Though it isn't imminent, the May 2 deadline for state Democratic Parties to have submitted their draft delegate selection plans to the DNC Rules and Bylaws Committee is approaching (Rule 1.D). Before that can happen, though, said draft plans must be posted for thirty days of public viewing/comment prior to submission (Rule 1.C). What that means is that state parties should begin to tip their hands in terms of when they are considering scheduling their delegate selection events. In primary states, that decision is dependent to some degree on what the state legislature has done to schedule or reschedule those contests. Caucus states, on the other hand, are more of an unknown, but these draft delegate selection plans give a glimpse into the state parties' thinking. As long as the first step of the contest occurs within the window of time in which the two national parties allow contests to be held, the approval process from the national parties should be nothing more than a formality.
That seems to be the case in Wyoming where the Democratic Party there has proposed April 7 county caucuses as the first step in determining national convention delegates.
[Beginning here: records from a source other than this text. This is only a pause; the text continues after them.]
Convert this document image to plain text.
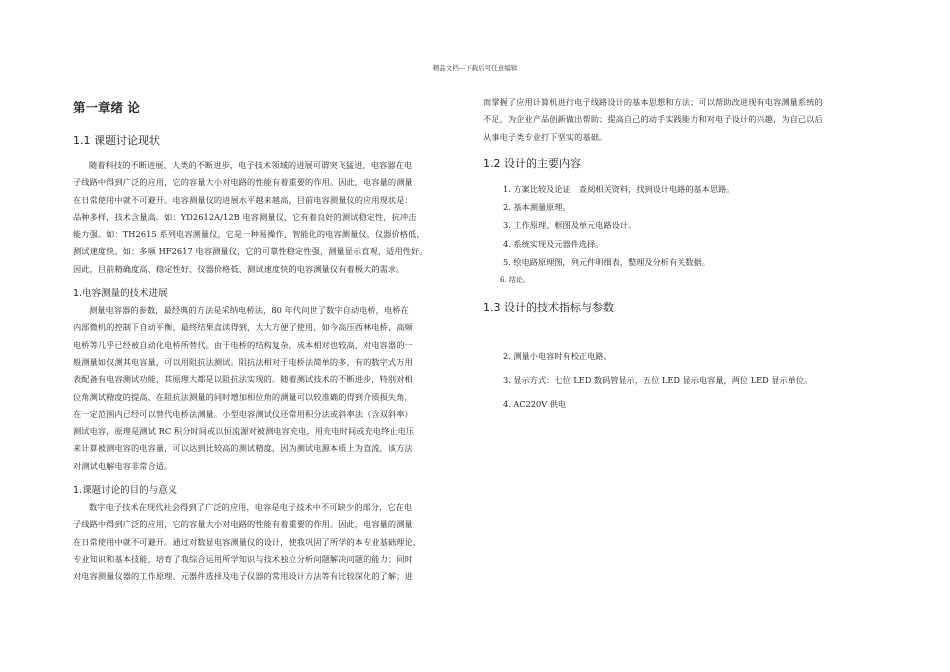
精品文档---下载后可任意编辑
第一章绪 论
1.1 课题讨论现状

随着科技的不断进展，人类的不断进步，电子技术领域的进展可谓突飞猛进，电容器在电
子线路中得到广泛的应用，它的容量大小对电路的性能有着重要的作用。因此，电容量的测量
在日常使用中就不可避开。电容测量仪的进展水平越来越高，目前电容测量仪的应用现状是：
品种多样，技术含量高。如：YD2612A/12B 电容测量仪，它有着良好的测试稳定性，抗冲击
能力强。如：TH2615 系列电容测量仪，它是一种易操作、智能化的电容测量仪，仪器价格低，
测试速度快。如：多频 HF2617 电容测量仪，它的可靠性稳定性强，测量显示直观，适用性好。
因此，目前精确度高、稳定性好、仪器价格低、测试速度快的电容测量仪有着极大的需求。

1.电容测量的技术进展

测量电容器的参数，最经典的方法是采纳电桥法，80 年代问世了数字自动电桥，电桥在
内部微机的控制下自动平衡，最终结果直读得到，大大方便了使用，如今高压西林电桥、高频
电桥等几乎已经被自动化电桥所替代。由于电桥的结构复杂，成本相对也较高，对电容器的一
般测量如仅测其电容量，可以用阻抗法测试。阻抗法相对于电桥法简单的多，有的数字式万用
表配备有电容测试功能，其原理大都是以阻抗法实现的。随着测试技术的不断进步，特别对相
位角测试精度的提高，在阻抗法测量的同时增加相位角的测量可以较准确的得到介质损失角，
在一定范围内已经可以替代电桥法测量。小型电容测试仪还常用积分法或斜率法（含双斜率）
测试电容，原理是测试 RC 积分时间或以恒流源对被测电容充电，用充电时间或充电终止电压
来计算被测电容的电容量，可以达到比较高的测试精度，因为测试电源本质上为直流，该方法
对测试电解电容非常合适。

1.课题讨论的目的与意义

数字电子技术在现代社会得到了广泛的应用，电容是电子技术中不可缺少的部分，它在电
子线路中得到广泛的应用，它的容量大小对电路的性能有着重要的作用。因此，电容量的测量
在日常使用中就不可避开。通过对数显电容测量仪的设计，使我巩固了所学的本专业基础理论、
专业知识和基本技能，培育了我综合运用所学知识与技术独立分析问题解决问题的能力；同时
对电容测量仪器的工作原理、元器件选择及电子仪器的常用设计方法等有比较深化的了解；进

而掌握了应用计算机进行电子线路设计的基本思想和方法；可以帮助改进现有电容测量系统的
不足，为企业产品创新做出帮助；提高自己的动手实践能力和对电子设计的兴趣，为自己以后
从事电子类专业打下坚实的基础。

1.2 设计的主要内容
1. 方案比较及论证　查阅相关资料，找到设计电路的基本思路。
2. 基本测量原理。
3. 工作原理、框图及单元电路设计。
4. 系统实现及元器件选择。
5. 绘电路原理图，列元件明细表，整理及分析有关数据。
6. 结论。
1.3 设计的技术指标与参数
2. 测量小电容时有校正电路。
3. 显示方式：七位 LED 数码管显示，五位 LED 显示电容量，两位 LED 显示单位。
4. AC220V 供电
Wyoming Democrats appear, it seems, to be shifting the opening of their caucuses back by a month compared to the 2008 county caucuses in a year in which the Democratic nomination will not be contested. By moving back to April, the party opens the possibility of bonus delegates for holding an event in April or later.
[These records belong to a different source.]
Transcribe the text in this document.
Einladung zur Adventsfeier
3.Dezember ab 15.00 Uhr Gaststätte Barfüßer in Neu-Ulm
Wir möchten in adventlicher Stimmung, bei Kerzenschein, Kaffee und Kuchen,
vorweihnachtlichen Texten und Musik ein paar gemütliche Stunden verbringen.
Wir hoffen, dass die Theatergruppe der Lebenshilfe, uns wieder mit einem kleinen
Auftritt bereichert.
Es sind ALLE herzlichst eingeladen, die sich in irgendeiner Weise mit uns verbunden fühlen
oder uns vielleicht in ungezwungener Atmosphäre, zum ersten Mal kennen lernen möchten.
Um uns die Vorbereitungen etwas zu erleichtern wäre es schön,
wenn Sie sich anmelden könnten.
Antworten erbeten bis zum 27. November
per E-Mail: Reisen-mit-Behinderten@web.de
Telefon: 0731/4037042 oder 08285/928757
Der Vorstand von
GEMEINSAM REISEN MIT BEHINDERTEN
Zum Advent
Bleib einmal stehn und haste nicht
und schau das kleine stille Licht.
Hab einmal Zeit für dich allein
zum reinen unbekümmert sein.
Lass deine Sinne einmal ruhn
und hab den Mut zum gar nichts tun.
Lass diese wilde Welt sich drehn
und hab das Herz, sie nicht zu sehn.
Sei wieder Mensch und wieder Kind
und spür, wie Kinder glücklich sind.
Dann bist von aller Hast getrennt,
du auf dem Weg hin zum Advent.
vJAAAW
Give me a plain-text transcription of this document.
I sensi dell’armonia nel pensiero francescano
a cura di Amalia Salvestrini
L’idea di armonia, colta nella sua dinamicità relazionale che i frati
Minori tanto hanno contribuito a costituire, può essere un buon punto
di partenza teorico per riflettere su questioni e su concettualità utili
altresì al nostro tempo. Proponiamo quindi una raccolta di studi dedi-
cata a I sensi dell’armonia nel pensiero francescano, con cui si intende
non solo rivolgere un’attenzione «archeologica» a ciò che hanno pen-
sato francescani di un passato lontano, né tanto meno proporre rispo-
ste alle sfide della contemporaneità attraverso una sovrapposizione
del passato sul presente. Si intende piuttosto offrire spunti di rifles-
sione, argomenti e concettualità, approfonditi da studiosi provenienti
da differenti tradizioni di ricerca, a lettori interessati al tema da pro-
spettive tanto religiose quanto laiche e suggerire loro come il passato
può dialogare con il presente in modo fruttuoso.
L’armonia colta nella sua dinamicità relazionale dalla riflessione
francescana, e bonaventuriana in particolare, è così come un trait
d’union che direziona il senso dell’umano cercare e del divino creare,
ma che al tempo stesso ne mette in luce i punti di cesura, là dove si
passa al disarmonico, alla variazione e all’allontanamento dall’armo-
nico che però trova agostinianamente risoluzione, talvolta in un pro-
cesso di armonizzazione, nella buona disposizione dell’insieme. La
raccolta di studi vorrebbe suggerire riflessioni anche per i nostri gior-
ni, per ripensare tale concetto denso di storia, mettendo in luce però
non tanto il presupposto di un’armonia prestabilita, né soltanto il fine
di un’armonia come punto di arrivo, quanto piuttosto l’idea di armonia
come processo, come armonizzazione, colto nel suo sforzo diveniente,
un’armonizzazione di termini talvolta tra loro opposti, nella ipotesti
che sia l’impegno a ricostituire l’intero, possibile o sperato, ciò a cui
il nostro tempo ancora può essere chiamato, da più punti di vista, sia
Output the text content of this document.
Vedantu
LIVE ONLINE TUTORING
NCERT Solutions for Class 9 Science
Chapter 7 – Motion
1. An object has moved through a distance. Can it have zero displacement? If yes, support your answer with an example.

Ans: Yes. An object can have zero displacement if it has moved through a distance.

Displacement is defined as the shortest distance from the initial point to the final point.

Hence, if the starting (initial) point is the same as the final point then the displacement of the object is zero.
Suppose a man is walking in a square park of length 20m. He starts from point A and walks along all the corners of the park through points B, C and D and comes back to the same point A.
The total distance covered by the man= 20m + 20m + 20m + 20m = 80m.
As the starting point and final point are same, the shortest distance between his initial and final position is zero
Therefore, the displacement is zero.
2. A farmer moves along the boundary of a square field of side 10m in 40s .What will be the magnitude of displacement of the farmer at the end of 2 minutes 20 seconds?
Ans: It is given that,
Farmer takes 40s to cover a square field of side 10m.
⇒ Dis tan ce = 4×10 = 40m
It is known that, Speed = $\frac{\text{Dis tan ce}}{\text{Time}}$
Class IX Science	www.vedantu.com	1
Now, it should be noted that the Republican Party has a different set of delegate selection rules and the state parties in caucus states have a different motivation with a contested nomination on the horizon in 2012. That said, Wyoming Republicans are more of a wild card -- especially considering what happened with the Equality state's Republican caucuses in 2008 -- than their Democratic counterparts. As of yet, however, there is no indication from Wyoming Republicans about when they are considering holding the county caucuses in the state.